Baroness Jemima von Tautphoeus was an Irish novelist writing in English. She spent much of her life in Germany and wrote several stories that deal with Bavarian life, manners and history.
Life
Born Jemima Montgomery on 23 October 1807 at Seaview, County Donegal, Ireland, she was the daughter of James Montgomery of Seaview and his wife, Jemima. She was also the niece of Sir Henry Conyngham Montgomery, first baronet. The writer Maria Edgeworth was a cousin, whom she described as one of the most interesting people it was possible to know. Jemima was married on 29 January 1838 to Cajetan Josef Friedrich, Baron von Tautphœus of Marquartstein, Chamberlain to the king of Bavaria. The remainder of her life was spent principally in Bavaria, where she was equally at home in court circles, and as her works show, among the peasantry and the middle classes.

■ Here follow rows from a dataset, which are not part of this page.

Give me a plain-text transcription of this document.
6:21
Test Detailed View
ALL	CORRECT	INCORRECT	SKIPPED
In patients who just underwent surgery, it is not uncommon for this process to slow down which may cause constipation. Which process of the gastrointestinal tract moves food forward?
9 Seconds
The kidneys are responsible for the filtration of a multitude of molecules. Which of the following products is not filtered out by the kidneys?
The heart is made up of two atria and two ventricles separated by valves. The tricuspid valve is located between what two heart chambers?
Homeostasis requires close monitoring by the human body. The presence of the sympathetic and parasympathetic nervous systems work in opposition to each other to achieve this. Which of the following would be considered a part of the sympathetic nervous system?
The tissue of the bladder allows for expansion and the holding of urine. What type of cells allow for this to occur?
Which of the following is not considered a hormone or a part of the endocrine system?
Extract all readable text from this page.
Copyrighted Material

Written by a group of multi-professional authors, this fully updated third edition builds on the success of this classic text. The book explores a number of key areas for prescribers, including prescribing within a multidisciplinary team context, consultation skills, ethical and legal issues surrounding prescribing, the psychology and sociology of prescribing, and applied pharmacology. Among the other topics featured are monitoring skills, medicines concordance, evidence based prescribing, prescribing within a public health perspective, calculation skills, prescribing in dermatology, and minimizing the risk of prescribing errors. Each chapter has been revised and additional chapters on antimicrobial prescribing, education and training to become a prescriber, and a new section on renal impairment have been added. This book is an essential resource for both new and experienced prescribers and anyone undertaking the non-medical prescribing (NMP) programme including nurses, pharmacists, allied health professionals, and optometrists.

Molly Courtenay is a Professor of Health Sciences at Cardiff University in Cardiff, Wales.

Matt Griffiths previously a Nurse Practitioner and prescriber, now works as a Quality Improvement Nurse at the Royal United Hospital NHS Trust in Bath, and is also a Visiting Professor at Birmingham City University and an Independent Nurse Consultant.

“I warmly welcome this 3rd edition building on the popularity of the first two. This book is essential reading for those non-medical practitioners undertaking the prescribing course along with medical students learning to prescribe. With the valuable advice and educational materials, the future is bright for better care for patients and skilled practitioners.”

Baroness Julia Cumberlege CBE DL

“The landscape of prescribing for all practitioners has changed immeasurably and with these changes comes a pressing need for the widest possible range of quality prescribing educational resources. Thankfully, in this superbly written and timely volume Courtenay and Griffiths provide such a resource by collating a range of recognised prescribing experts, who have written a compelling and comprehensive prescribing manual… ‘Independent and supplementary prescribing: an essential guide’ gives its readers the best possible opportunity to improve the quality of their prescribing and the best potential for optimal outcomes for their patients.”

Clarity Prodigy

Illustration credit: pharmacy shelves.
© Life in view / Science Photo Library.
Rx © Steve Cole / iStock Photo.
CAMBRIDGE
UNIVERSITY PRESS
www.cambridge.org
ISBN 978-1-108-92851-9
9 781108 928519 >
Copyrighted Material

Baron von Tautphœus died on 14 November 1885, a few days after his only son, Rudolf Edgeworth Josef, who had risen to be Bavarian minister in Rome. The Baroness died on 12 November 1893.
Career
Baroness von Tautphoeus is a member of an interesting group of writers of English fiction, who became residents in foreign countries and devoted their talents to the illustration of foreign manners. Having been extremely popular in the second half of the 19th century, they have since fallen into obscurity. Her four novels were described by Richard Garnett as "entertaining combinations of romance and travelogue," drawing on a knowledge of English and German manners and scenery. Her heroines are forceful and intellectually curious. Her first, The Initials became highly popular despite attracting little critical attention. It contrasts a pair of German sisters and is a tale of skilful suspense with a happy dénouement. Quits concerns how the life of the mind may protect someone from frivolous society. It devotes 60 pages in three chapters to the Oberammergau Passion Play performance of 1850. Cyrilla is founded on the true-life murder trial of Assessor Zahn. The last novel, At Odds, suffered in the author's view from being written in a period of prolonged ill-health. A more recent account of Baroness von Tautphoeus states that her novels point to a person of conservative tastes, very well read in English, German and French. She was mistrustful of the modernity of the 19th century and tended to see Bavaria as a refuge for traditional values in a fast-changing world. Her silence in the 33 years that followed her last novel probably reflects a lack of sympathy with events in Bavaria in the latter half of that century. As her obituarist in The New York Times put it, "She always lived a retired life, and had published nothing for many years, and her death seems not to have been regarded in Germany as a matter of news."